Use that document to create a skill within Claude. This makes it quicker and easier to use consistently.

That tone of voice document is gold. You can load it into ChatGPT, Gemini, Cursor, any tool you use. The more background information and context you provide, the more authentic your content becomes.

When to Stop Using AI

Here's my advice: if you can't upgrade the context you're feeding into your AI, stop using it.

It's probably doing your reputation more damage than it's helping.

People using AI aren't training their models well enough. The bots they're creating use out-of-the-box software that lacks that definitive tone. That feeling of you.

Upgrade your software. Upgrade the context. Or don't use it at all.

Being Opinionated Is Your Competitive Advantage

In an AI-saturated feed, being opinionated is your edge.
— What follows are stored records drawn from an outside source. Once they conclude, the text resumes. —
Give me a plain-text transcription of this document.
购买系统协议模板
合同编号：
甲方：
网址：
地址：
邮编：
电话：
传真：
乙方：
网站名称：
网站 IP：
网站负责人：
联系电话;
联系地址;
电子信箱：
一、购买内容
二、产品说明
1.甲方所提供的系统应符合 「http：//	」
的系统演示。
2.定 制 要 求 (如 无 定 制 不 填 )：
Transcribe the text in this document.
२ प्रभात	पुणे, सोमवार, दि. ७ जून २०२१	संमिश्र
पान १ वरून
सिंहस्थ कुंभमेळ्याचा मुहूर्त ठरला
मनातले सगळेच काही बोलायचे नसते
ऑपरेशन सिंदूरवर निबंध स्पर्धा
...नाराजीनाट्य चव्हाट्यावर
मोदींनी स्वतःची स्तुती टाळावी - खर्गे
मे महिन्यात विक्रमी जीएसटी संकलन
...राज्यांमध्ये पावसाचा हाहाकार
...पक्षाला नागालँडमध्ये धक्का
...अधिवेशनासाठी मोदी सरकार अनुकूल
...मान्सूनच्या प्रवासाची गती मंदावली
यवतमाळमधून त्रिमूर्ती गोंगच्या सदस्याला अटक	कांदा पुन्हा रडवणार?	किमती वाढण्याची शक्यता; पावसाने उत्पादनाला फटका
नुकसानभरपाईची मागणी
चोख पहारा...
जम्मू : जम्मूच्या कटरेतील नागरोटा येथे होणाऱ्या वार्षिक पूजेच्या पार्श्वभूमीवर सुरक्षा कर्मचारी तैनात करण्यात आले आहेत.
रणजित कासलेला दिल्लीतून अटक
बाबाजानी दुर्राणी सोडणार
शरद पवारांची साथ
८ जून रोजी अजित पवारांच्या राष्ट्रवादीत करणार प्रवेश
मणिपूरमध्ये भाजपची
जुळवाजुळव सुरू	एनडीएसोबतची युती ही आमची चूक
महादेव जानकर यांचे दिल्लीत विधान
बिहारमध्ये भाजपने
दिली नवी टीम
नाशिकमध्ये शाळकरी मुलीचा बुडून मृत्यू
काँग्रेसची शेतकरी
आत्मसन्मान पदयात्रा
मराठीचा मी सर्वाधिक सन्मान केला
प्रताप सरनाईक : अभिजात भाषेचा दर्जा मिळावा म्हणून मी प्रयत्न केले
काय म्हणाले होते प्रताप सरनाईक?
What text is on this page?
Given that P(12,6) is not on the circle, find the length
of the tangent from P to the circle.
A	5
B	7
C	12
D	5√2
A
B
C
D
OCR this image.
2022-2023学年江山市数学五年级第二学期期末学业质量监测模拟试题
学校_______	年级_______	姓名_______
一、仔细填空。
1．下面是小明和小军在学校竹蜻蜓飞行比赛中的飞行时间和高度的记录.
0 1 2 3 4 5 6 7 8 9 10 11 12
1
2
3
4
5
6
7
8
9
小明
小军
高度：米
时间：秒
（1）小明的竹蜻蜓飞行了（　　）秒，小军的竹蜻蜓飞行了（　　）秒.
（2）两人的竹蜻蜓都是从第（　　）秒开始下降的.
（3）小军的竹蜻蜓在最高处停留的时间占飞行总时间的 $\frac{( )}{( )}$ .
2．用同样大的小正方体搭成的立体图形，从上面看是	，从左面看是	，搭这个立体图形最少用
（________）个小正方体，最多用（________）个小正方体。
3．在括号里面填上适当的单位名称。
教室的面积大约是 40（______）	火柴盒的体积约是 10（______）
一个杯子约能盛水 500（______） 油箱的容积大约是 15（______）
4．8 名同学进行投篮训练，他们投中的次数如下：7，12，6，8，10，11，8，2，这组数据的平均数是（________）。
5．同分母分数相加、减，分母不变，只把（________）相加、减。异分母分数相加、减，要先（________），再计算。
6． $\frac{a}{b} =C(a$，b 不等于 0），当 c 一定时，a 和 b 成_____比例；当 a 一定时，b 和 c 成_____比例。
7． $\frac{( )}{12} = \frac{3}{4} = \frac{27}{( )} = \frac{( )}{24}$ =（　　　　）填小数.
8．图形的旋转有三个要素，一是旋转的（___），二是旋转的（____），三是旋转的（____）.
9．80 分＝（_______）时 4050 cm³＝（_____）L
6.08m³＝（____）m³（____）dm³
Algorithms can't replicate genuine expertise. They can't replicate hard-won perspective. They can't replicate the specific journey you've been on in your industry.

LinkedIn's algorithm rewards this. Content that triggers meaningful conversations—defined as three or more comment exchanges between different participants—receives 5.2x the amplification of comparable posts without discussion depth.

Posts on emerging topics or with new viewpoints on established topics get 165% more distribution.

Being willing to take a stance pays off.

The Bottom Line

AI isn't the problem. Lazy thinking is the problem.

The quality of your input directly determines the quality of what AI produces. Feed it generic prompts, get generic content. Feed it your authentic thoughts, your specific experiences, your genuine perspective? You get content that sounds like you.

Stop optimising for engagement. Start optimising for impact.

Be useful. Be real. Be willing to alienate the wrong people.

And if the post that comes out the other end doesn't sound like you? Don't use it.

Be you. That's the simplest rule. That's the only rule that matters.